Report: Heat question potential trade target Dwight Howard’s character and fit
Where does Miami stand?
A Howard-to-Miami deal is complicated for several reasons:
1. The Rockets are just below their hard cap, so they can’t add salary. The Heat are in line to become the first team to pay the repeater-rate luxury tax, so they’re probably extremely averse to adding salary.
2. Howard makes $22,359,364, and a potential centerpiece in return from Miami – Hassan Whiteside – makes $981,348. That’s a significant difference to make up, because league rules require salaries in a trade to match within a certain percentage.
3. Whiteside will be an unrestricted free agent this summer, and Houston wouldn’t get his full Bird Rights. The Rockets couldn’t realistically exceed the cap to re-sign him or offer him a fifth year at all. They could offer just a few more million dollars over four years than other teams. All teams would be in that position with Whiteside, so why trade for him when it’d be nearly as easy just to sign him in the offseason?

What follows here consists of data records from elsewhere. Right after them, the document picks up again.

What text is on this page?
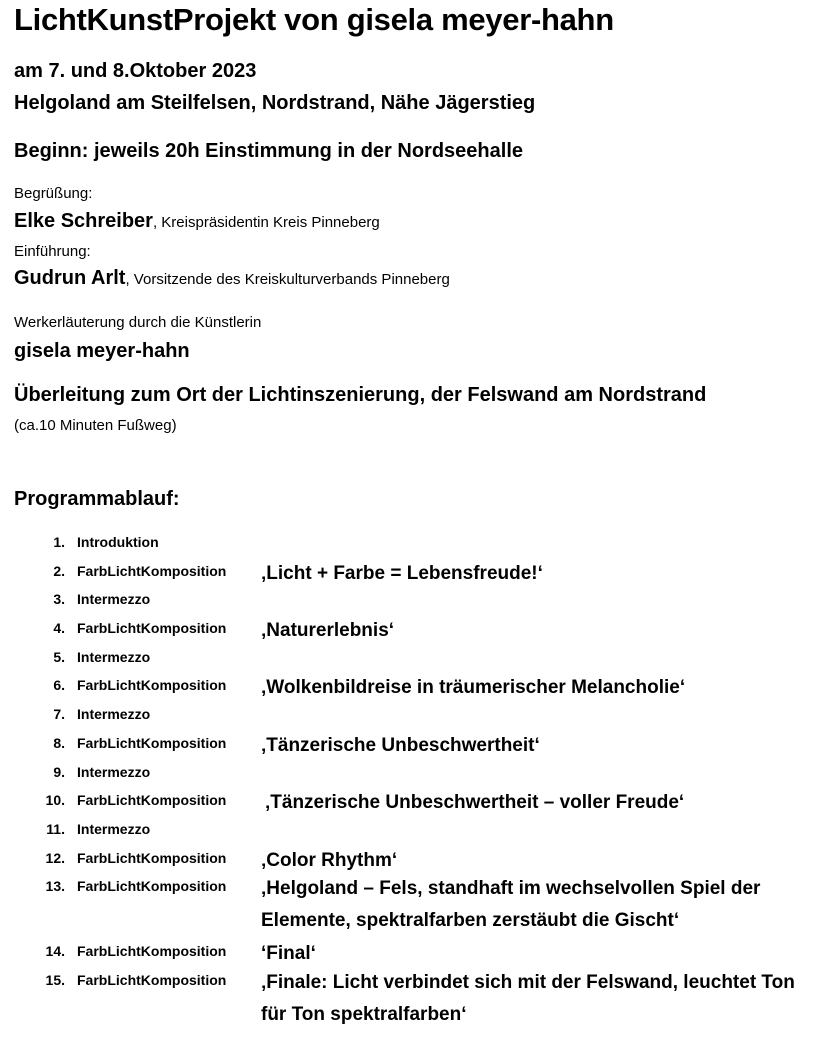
LichtKunstProjekt von gisela meyer-hahn
am 7. und 8.Oktober 2023
Helgoland am Steilfelsen, Nordstrand, Nähe Jägerstieg
Beginn: jeweils 20h Einstimmung in der Nordseehalle
Begrüßung:
Elke Schreiber, Kreispräsidentin Kreis Pinneberg
Einführung:
Gudrun Arlt, Vorsitzende des Kreiskulturverbands Pinneberg
Werkerläuterung durch die Künstlerin
gisela meyer-hahn
Überleitung zum Ort der Lichtinszenierung, der Felswand am Nordstrand
(ca.10 Minuten Fußweg)
Programmablauf:
1. Introduktion
2. FarbLichtKomposition ‚Licht + Farbe = Lebensfreude!‘
3. Intermezzo
4. FarbLichtKomposition ‚Naturerlebnis‘
5. Intermezzo
6. FarbLichtKomposition ‚Wolkenbildreise in träumerischer Melancholie‘
7. Intermezzo
8. FarbLichtKomposition ‚Tänzerische Unbeschwertheit‘
9. Intermezzo
10. FarbLichtKomposition ‚Tänzerische Unbeschwertheit – voller Freude‘
11. Intermezzo
12. FarbLichtKomposition ‚Color Rhythm‘
13. FarbLichtKomposition ‚Helgoland – Fels, standhaft im wechselvollen Spiel der Elemente, spektralfarben zerstäubt die Gischt‘
14. FarbLichtKomposition ‘Final‘
15. FarbLichtKomposition ‚Finale: Licht verbindet sich mit der Felswand, leuchtet Ton für Ton spektralfarben‘
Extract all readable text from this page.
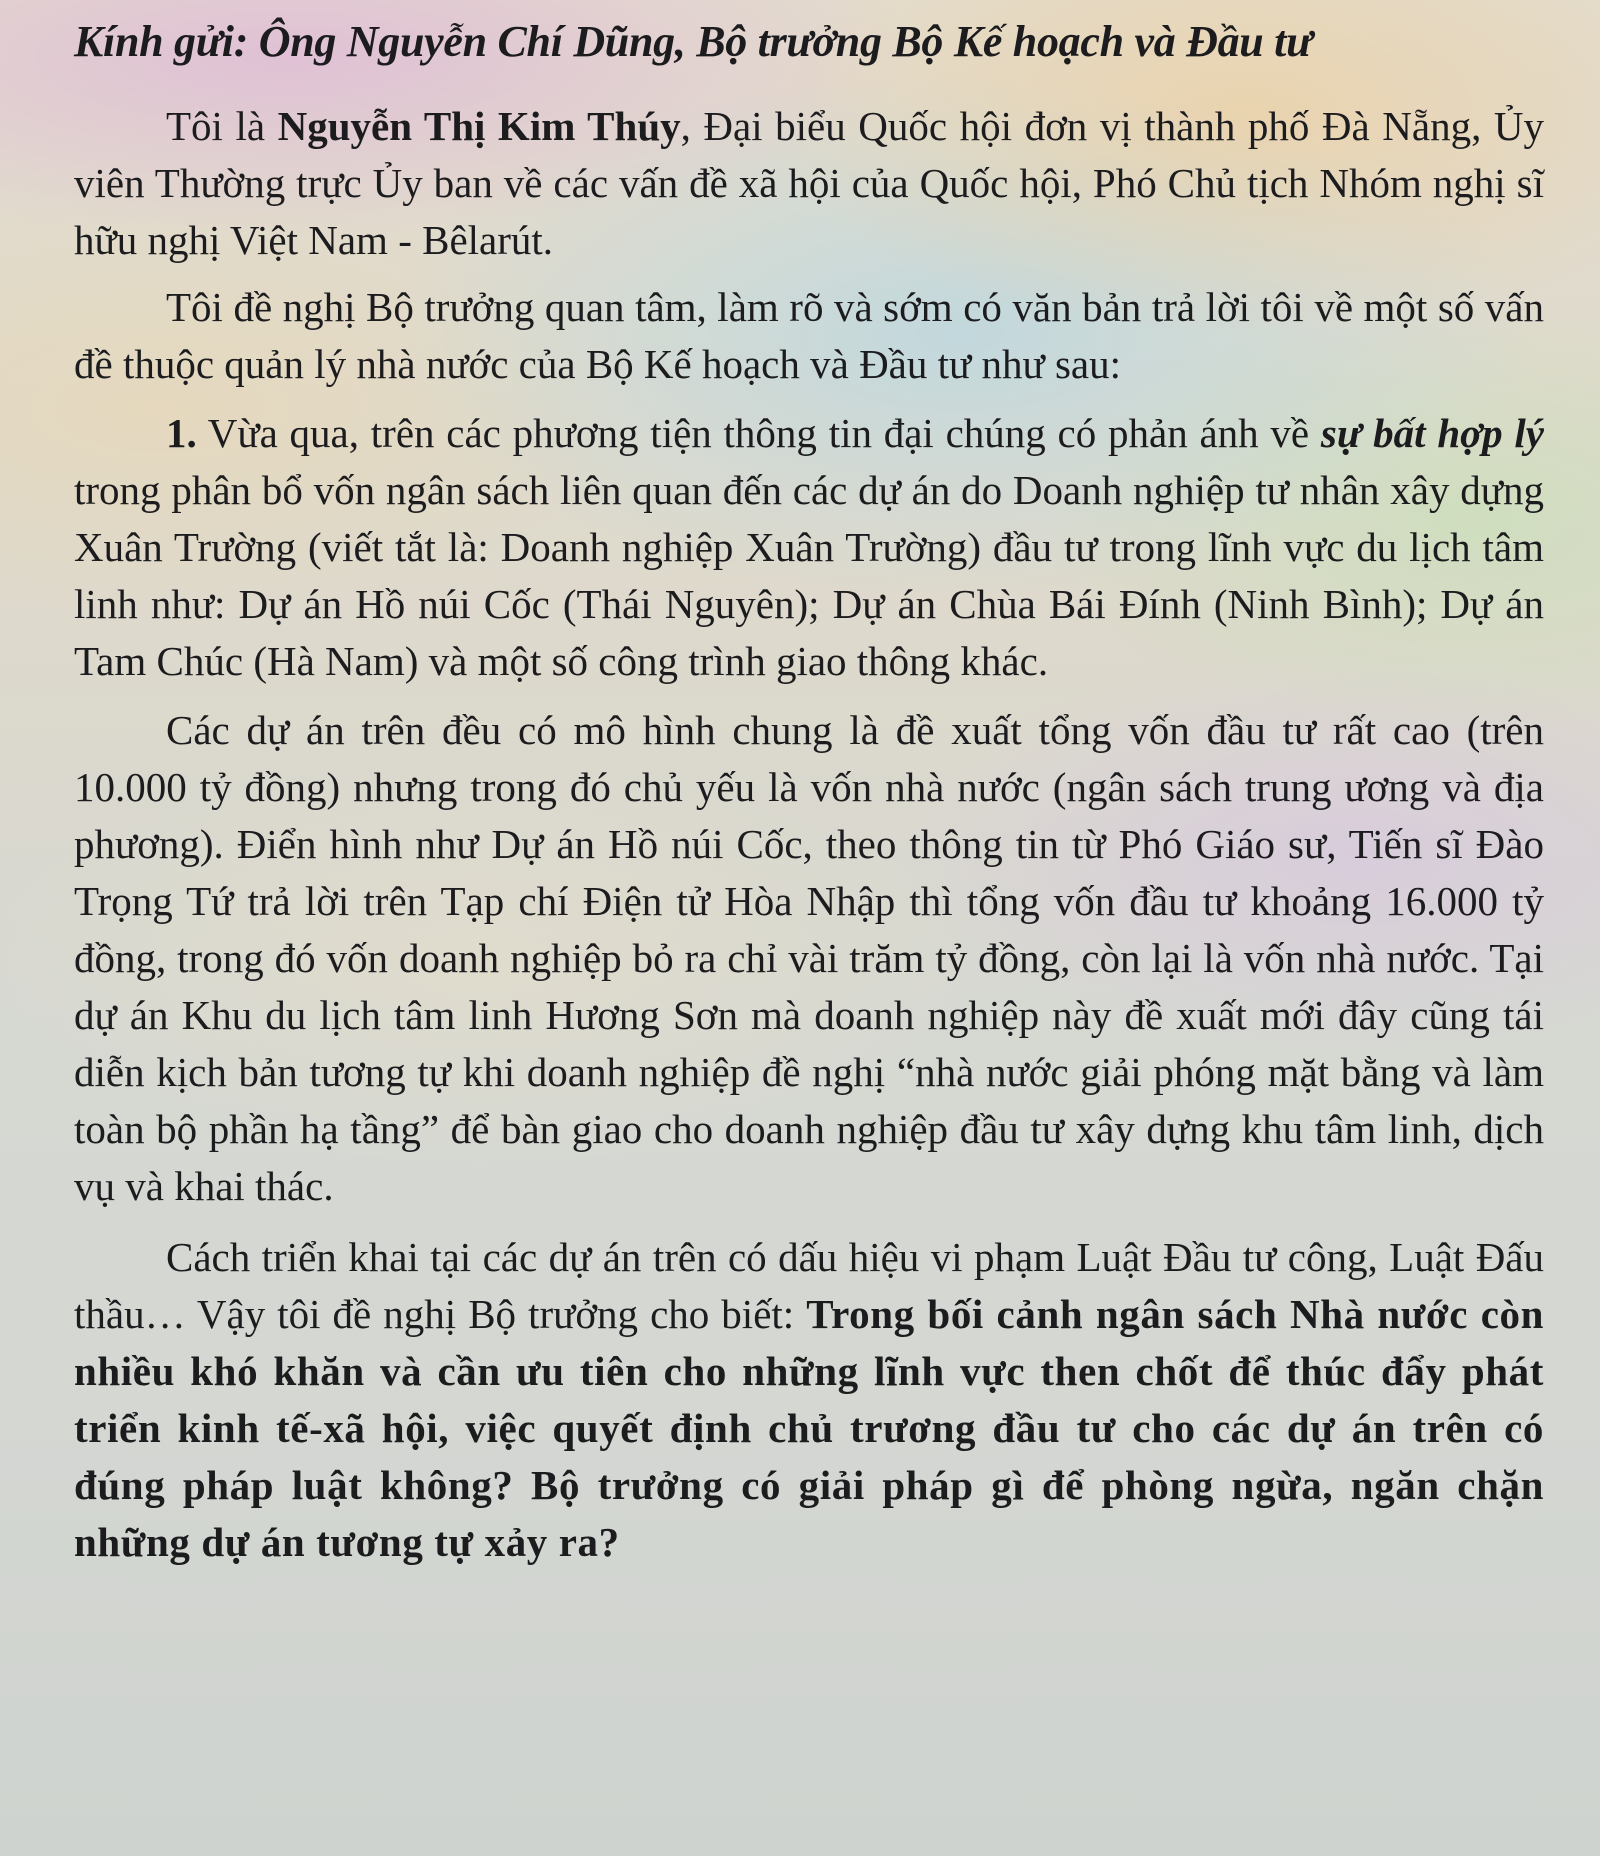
Kính gửi: Ông Nguyễn Chí Dũng, Bộ trưởng Bộ Kế hoạch và Đầu tư

Tôi là Nguyễn Thị Kim Thúy, Đại biểu Quốc hội đơn vị thành phố Đà Nẵng, Ủy viên Thường trực Ủy ban về các vấn đề xã hội của Quốc hội, Phó Chủ tịch Nhóm nghị sĩ hữu nghị Việt Nam - Bêlarút.

Tôi đề nghị Bộ trưởng quan tâm, làm rõ và sớm có văn bản trả lời tôi về một số vấn đề thuộc quản lý nhà nước của Bộ Kế hoạch và Đầu tư như sau:

1. Vừa qua, trên các phương tiện thông tin đại chúng có phản ánh về sự bất hợp lý trong phân bổ vốn ngân sách liên quan đến các dự án do Doanh nghiệp tư nhân xây dựng Xuân Trường (viết tắt là: Doanh nghiệp Xuân Trường) đầu tư trong lĩnh vực du lịch tâm linh như: Dự án Hồ núi Cốc (Thái Nguyên); Dự án Chùa Bái Đính (Ninh Bình); Dự án Tam Chúc (Hà Nam) và một số công trình giao thông khác.

Các dự án trên đều có mô hình chung là đề xuất tổng vốn đầu tư rất cao (trên 10.000 tỷ đồng) nhưng trong đó chủ yếu là vốn nhà nước (ngân sách trung ương và địa phương). Điển hình như Dự án Hồ núi Cốc, theo thông tin từ Phó Giáo sư, Tiến sĩ Đào Trọng Tứ trả lời trên Tạp chí Điện tử Hòa Nhập thì tổng vốn đầu tư khoảng 16.000 tỷ đồng, trong đó vốn doanh nghiệp bỏ ra chỉ vài trăm tỷ đồng, còn lại là vốn nhà nước. Tại dự án Khu du lịch tâm linh Hương Sơn mà doanh nghiệp này đề xuất mới đây cũng tái diễn kịch bản tương tự khi doanh nghiệp đề nghị “nhà nước giải phóng mặt bằng và làm toàn bộ phần hạ tầng” để bàn giao cho doanh nghiệp đầu tư xây dựng khu tâm linh, dịch vụ và khai thác.

Cách triển khai tại các dự án trên có dấu hiệu vi phạm Luật Đầu tư công, Luật Đấu thầu… Vậy tôi đề nghị Bộ trưởng cho biết: Trong bối cảnh ngân sách Nhà nước còn nhiều khó khăn và cần ưu tiên cho những lĩnh vực then chốt để thúc đẩy phát triển kinh tế-xã hội, việc quyết định chủ trương đầu tư cho các dự án trên có đúng pháp luật không? Bộ trưởng có giải pháp gì để phòng ngừa, ngăn chặn những dự án tương tự xảy ra?
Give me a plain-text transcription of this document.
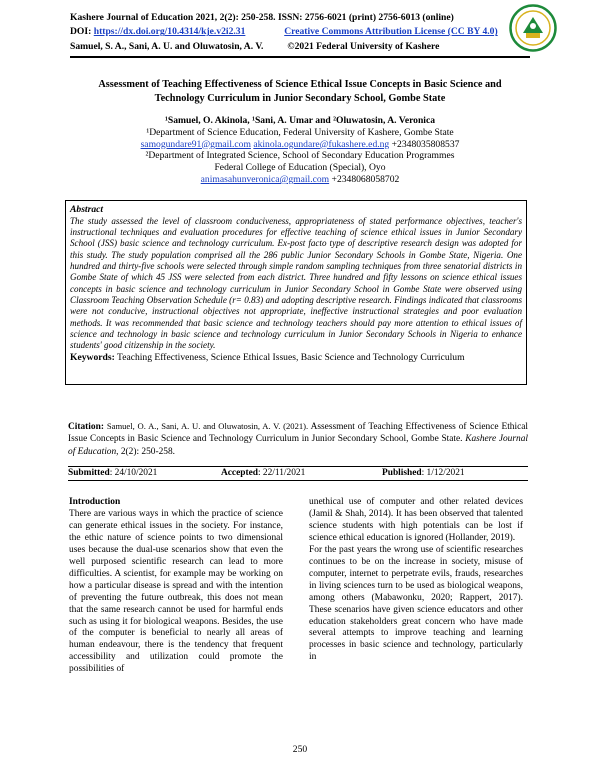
Kashere Journal of Education 2021, 2(2): 250-258. ISSN: 2756-6021 (print) 2756-6013 (online)
DOI: https://dx.doi.org/10.4314/kje.v2i2.31	Creative Commons Attribution License (CC BY 4.0)
Samuel, S. A., Sani, A. U. and Oluwatosin, A. V.          ©2021 Federal University of Kashere
Assessment of Teaching Effectiveness of Science Ethical Issue Concepts in Basic Science and Technology Curriculum in Junior Secondary School, Gombe State
¹Samuel, O. Akinola, ¹Sani, A. Umar and ²Oluwatosin, A. Veronica
¹Department of Science Education, Federal University of Kashere, Gombe State
samogundare91@gmail.com akinola.ogundare@fukashere.ed.ng +2348035808537
²Department of Integrated Science, School of Secondary Education Programmes
Federal College of Education (Special), Oyo
animasahunveronica@gmail.com +2348068058702
Abstract
The study assessed the level of classroom conduciveness, appropriateness of stated performance objectives, teacher's instructional techniques and evaluation procedures for effective teaching of science ethical issues in Junior Secondary School (JSS) basic science and technology curriculum. Ex-post facto type of descriptive research design was adopted for this study. The study population comprised all the 286 public Junior Secondary Schools in Gombe State, Nigeria. One hundred and thirty-five schools were selected through simple random sampling techniques from three senatorial districts in Gombe State of which 45 JSS were selected from each district. Three hundred and fifty lessons on science ethical issues concepts in basic science and technology curriculum in Junior Secondary School in Gombe State were observed using Classroom Teaching Observation Schedule (r= 0.83) and adopting descriptive research. Findings indicated that classrooms were not conducive, instructional objectives not appropriate, ineffective instructional strategies and poor evaluation methods. It was recommended that basic science and technology teachers should pay more attention to ethical issues of science and technology in basic science and technology curriculum in Junior Secondary Schools in Nigeria to enhance students' good citizenship in the society.
Keywords: Teaching Effectiveness, Science Ethical Issues, Basic Science and Technology Curriculum
Citation: Samuel, O. A., Sani, A. U. and Oluwatosin, A. V. (2021). Assessment of Teaching Effectiveness of Science Ethical Issue Concepts in Basic Science and Technology Curriculum in Junior Secondary School, Gombe State. Kashere Journal of Education, 2(2): 250-258.
Submitted: 24/10/2021	Accepted: 22/11/2021	Published: 1/12/2021
Introduction

There are various ways in which the practice of science can generate ethical issues in the society. For instance, the ethic nature of science points to two dimensional uses because the dual-use scenarios show that even the well purposed scientific research can lead to more difficulties. A scientist, for example may be working on how a particular disease is spread and with the intention of preventing the future outbreak, this does not mean that the same research cannot be used for harmful ends such as using it for biological weapons. Besides, the use of the computer is beneficial to nearly all areas of human endeavour, there is the tendency that frequent accessibility and utilization could promote the possibilities of

unethical use of computer and other related devices (Jamil & Shah, 2014). It has been observed that talented science students with high potentials can be lost if science ethical education is ignored (Hollander, 2019).

For the past years the wrong use of scientific researches continues to be on the increase in society, misuse of computer, internet to perpetrate evils, frauds, researches in living sciences turn to be used as biological weapons, among others (Mabawonku, 2020; Rappert, 2017). These scenarios have given science educators and other education stakeholders great concern who have made several attempts to improve teaching and learning processes in basic science and technology, particularly in

250
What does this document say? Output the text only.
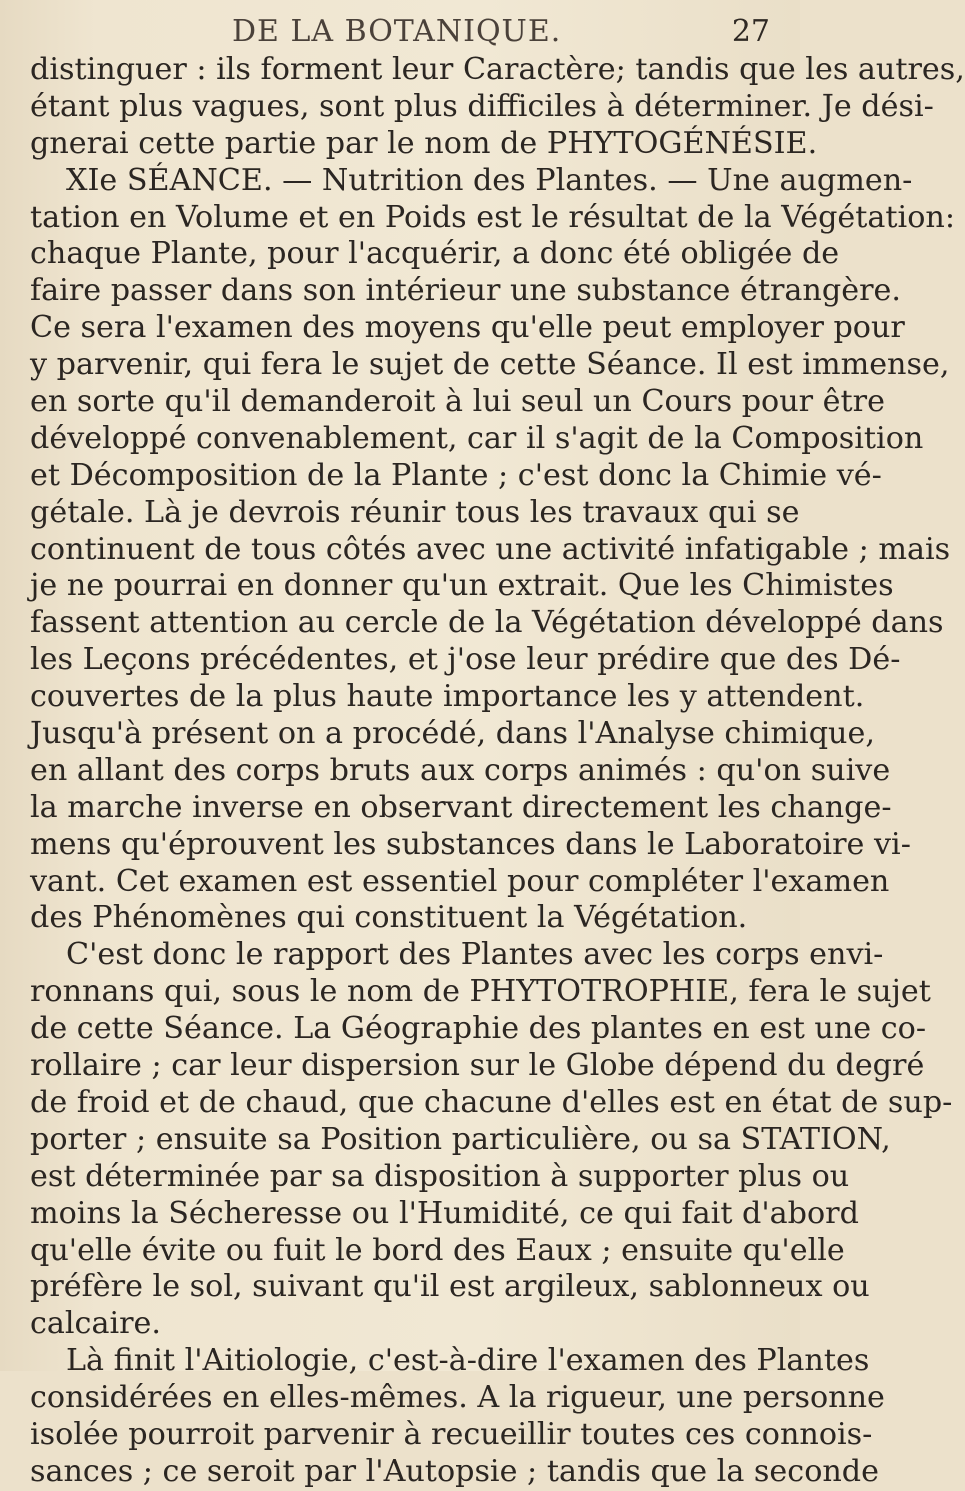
DE LA BOTANIQUE.	27
distinguer : ils forment leur Caractère; tandis que les autres,
étant plus vagues, sont plus difficiles à déterminer. Je dési-
gnerai cette partie par le nom de PHYTOGÉNÉSIE.
XIe SÉANCE. — Nutrition des Plantes. — Une augmen-
tation en Volume et en Poids est le résultat de la Végétation:
chaque Plante, pour l'acquérir, a donc été obligée de
faire passer dans son intérieur une substance étrangère.
Ce sera l'examen des moyens qu'elle peut employer pour
y parvenir, qui fera le sujet de cette Séance. Il est immense,
en sorte qu'il demanderoit à lui seul un Cours pour être
développé convenablement, car il s'agit de la Composition
et Décomposition de la Plante ; c'est donc la Chimie vé-
gétale. Là je devrois réunir tous les travaux qui se
continuent de tous côtés avec une activité infatigable ; mais
je ne pourrai en donner qu'un extrait. Que les Chimistes
fassent attention au cercle de la Végétation développé dans
les Leçons précédentes, et j'ose leur prédire que des Dé-
couvertes de la plus haute importance les y attendent.
Jusqu'à présent on a procédé, dans l'Analyse chimique,
en allant des corps bruts aux corps animés : qu'on suive
la marche inverse en observant directement les change-
mens qu'éprouvent les substances dans le Laboratoire vi-
vant. Cet examen est essentiel pour compléter l'examen
des Phénomènes qui constituent la Végétation.
C'est donc le rapport des Plantes avec les corps envi-
ronnans qui, sous le nom de PHYTOTROPHIE, fera le sujet
de cette Séance. La Géographie des plantes en est une co-
rollaire ; car leur dispersion sur le Globe dépend du degré
de froid et de chaud, que chacune d'elles est en état de sup-
porter ; ensuite sa Position particulière, ou sa STATION,
est déterminée par sa disposition à supporter plus ou
moins la Sécheresse ou l'Humidité, ce qui fait d'abord
qu'elle évite ou fuit le bord des Eaux ; ensuite qu'elle
préfère le sol, suivant qu'il est argileux, sablonneux ou
calcaire.
Là finit l'Aitiologie, c'est-à-dire l'examen des Plantes
considérées en elles-mêmes. A la rigueur, une personne
isolée pourroit parvenir à recueillir toutes ces connois-
sances ; ce seroit par l'Autopsie ; tandis que la seconde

4. Howard will be an unrestricted free agent this summer. This one is a bit easier to solve, as I’d be surprised if the Heat would deal for him without an assurance he’d re-sign at an agreed-upon price.
5. Chris Bosh’s blood-clotting issues could alter Miami’s win-now approach, though it’s unclear how much the Heat know yet about Bosh’s condition.
And if that weren’t all enough, apparently Miami isn’t sold on Howard’s character and fit.
That could just be a negotiating ploy with the Rockets and even Howard on his next contract, though Howard has given reason to question his maturity. It’s just another reason to doubt this deal happens, though there are also reasons to believe it could happen – including Whiteside facing those same questions.
A smaller deal for someone like Foye could make more sense for the Heat. However, if they valued the combo guard’s ability to run point with Tyler Johnson injured, they just traded for point guard Brian Roberts. Plus, tax concerns still apply.
It makes sense for Miami to think big with Howard and think small with players like Foye. But in the end, the most prudent move might be shedding more salary by dealing Josh McRoberts and/or Udonis Haslem.